Which isn’t to say Old is as actively self-defeating as Glass, that plodding and bone-headed attempt to weave Unbreakable and Split into the stuff of grand tragedy; here, at least some of the actors are allowed to deliver dialogue in a reasonably naturalistic manner, and the narrative is suffused with dread.

Shyamalan also gives the characters a little more depth than Lévy and Peeters cared to: we spend enough time with the family at the core of the story to understand their dynamic isn’t perfect – Mom (Vicky Krieps) and Dad (Gabriel García Bernal) are going through some stuff, and 11-year-old Maddox (Alexa Swinton) is dealing with it a lot better than six-year-old Trent (Nolan River).

A brief prologue at the resort that borders the beach sketches out the dynamics of some other vacationers, including a haughty doctor (Rufus Sewell) who’s brought his elderly mother (Kathleen Chalfant), his much younger wife (Abbey Lee) and their six-year-old daughter (Mikaya Fisher) to the resort, and a professional couple, nurse Jarin (Ken Leong) and psychologist Patricia (Nikki Amuka-Bird). There is also a hip-hop star (Aaron Pierre) around, whose name is Mid-Sized Sedan because it turns out M. Night Shyamalan is even more of a square than I am.

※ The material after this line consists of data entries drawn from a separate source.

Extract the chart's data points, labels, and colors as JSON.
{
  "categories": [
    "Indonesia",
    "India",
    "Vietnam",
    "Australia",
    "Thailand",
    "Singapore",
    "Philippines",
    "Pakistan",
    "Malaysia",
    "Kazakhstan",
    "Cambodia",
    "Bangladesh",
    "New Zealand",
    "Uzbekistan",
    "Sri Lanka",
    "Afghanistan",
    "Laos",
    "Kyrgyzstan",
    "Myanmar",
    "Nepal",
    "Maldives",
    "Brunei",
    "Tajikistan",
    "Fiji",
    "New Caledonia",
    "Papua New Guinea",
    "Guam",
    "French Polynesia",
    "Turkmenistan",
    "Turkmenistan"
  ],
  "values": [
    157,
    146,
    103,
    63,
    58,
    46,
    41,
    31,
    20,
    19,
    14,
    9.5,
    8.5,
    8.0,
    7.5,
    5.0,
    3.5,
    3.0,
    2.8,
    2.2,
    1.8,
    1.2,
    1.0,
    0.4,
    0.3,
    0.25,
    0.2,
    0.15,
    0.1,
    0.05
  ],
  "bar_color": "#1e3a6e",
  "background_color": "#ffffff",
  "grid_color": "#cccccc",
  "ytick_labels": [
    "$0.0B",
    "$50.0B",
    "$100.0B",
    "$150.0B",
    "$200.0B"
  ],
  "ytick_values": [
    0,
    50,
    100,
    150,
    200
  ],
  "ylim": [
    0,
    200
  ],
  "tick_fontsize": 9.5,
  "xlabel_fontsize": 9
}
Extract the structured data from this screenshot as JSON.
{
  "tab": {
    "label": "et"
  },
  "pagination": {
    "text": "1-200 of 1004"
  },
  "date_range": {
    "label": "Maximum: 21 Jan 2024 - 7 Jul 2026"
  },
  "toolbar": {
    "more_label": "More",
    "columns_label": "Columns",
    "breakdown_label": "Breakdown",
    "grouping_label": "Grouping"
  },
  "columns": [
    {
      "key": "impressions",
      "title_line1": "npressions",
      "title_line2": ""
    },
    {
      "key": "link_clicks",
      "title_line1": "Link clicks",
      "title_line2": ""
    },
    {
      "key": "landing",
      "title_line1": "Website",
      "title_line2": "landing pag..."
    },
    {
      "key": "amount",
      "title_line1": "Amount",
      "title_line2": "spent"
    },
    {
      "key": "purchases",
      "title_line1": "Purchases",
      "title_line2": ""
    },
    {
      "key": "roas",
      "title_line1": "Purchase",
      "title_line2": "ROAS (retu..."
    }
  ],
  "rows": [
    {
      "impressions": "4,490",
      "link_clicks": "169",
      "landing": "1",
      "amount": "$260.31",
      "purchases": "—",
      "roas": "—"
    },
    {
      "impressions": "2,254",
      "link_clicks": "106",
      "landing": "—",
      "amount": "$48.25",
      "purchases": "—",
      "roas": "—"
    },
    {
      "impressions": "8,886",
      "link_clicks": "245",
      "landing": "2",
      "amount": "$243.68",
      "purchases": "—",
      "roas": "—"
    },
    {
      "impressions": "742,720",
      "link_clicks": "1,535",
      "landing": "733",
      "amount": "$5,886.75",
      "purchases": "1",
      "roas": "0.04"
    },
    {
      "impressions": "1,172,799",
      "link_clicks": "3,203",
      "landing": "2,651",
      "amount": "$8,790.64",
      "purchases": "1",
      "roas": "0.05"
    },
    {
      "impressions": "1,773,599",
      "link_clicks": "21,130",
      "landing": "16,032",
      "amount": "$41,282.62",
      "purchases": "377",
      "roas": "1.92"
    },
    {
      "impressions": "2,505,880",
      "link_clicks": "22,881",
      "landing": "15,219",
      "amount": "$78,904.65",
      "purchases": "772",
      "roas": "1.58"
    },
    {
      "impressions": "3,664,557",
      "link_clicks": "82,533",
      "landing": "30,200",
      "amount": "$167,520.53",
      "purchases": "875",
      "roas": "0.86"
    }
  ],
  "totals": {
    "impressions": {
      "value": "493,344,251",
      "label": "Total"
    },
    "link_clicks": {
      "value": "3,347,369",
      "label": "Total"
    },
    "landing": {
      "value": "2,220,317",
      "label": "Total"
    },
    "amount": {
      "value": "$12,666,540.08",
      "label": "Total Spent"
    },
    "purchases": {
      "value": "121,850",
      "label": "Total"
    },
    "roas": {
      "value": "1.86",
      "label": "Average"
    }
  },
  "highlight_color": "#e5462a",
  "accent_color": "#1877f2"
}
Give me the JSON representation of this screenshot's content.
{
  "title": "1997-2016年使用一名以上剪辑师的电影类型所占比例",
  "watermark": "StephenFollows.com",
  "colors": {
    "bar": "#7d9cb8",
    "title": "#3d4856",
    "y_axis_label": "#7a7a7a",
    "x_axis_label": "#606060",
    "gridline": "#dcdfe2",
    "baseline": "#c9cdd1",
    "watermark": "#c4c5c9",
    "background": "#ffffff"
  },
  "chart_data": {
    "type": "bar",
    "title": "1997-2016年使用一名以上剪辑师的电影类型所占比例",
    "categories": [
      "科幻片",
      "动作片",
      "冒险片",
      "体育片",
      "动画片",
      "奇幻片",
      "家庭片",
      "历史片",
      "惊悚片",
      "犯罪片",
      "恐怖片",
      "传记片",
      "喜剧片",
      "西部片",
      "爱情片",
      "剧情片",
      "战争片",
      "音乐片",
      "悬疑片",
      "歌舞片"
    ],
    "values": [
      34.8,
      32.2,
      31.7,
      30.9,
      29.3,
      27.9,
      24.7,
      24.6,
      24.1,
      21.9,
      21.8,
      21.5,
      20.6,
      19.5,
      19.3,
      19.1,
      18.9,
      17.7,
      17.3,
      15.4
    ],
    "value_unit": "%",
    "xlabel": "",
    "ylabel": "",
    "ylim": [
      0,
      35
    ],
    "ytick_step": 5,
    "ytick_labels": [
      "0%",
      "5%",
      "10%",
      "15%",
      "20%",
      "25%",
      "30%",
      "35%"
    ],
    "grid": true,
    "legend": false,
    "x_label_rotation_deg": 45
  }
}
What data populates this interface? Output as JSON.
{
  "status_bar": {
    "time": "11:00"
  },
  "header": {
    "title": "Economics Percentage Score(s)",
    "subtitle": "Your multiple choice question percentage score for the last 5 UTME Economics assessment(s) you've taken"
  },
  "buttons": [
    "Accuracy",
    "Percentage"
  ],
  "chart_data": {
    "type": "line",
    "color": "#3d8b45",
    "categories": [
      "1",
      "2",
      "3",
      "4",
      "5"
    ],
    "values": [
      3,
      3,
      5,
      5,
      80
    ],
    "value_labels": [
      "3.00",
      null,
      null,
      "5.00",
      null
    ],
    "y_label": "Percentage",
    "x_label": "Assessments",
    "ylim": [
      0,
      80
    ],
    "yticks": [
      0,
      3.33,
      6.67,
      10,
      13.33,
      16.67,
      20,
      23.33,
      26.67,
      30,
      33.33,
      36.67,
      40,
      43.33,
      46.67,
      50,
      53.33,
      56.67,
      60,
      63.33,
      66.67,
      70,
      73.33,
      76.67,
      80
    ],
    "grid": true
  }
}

The fact that nearly all of the action takes place outdoors means Shyamalan can’t fall back on the airless, heavy atmosphere he loves so much, so the performances can be a little looser than usual. (That said, the cast can still be felt labouring to make their director’s clunky, declarative dialogue sound naturalistic.) Jojo Rabbit’s Thomasin McKenzie, Pig’s Alex Wolff and Sharp Objects’ Eliza Scanlan eventually turn up, in roles that are basically unplayable no matter how hard Shyamalan tries to adjust the material.

Again: this will almost certainly work better, from moment to moment, if you aren’t familiar with Sandcastle and don’t know how badly Shyamalan is missing its point. The technical specs of Old are all top-flight, from the slightly calculated corporate lushness of the resort to the relative subtlety of the makeup and visual effects. (Trevor Gureckis’s score is impressively minimalist, as well.)

And fans of the filmmaker will continue to enjoy his usual tics: the measured pacing, the carefully arranged plot, the deliberate camera movements. This time around, Shyamalan and cinematographer Mike Gioulakis use protracted panning shots from one character to another and back again, all of them trapped on that vast, inescapable beach.

I wonder whether the ending will work for anyone, though, as Shyamalan reconfigures the hopelessness of Sandcastle into something a little different, which allows him both a final rug-pull – such as it is – and the least effective expository epilogue since Psycho. He’s never shied away from his status as the new Hitchcock, so maybe something like this was inevitable. But I can’t see it working with audiences who’ve white-knuckled their way through what’s come before.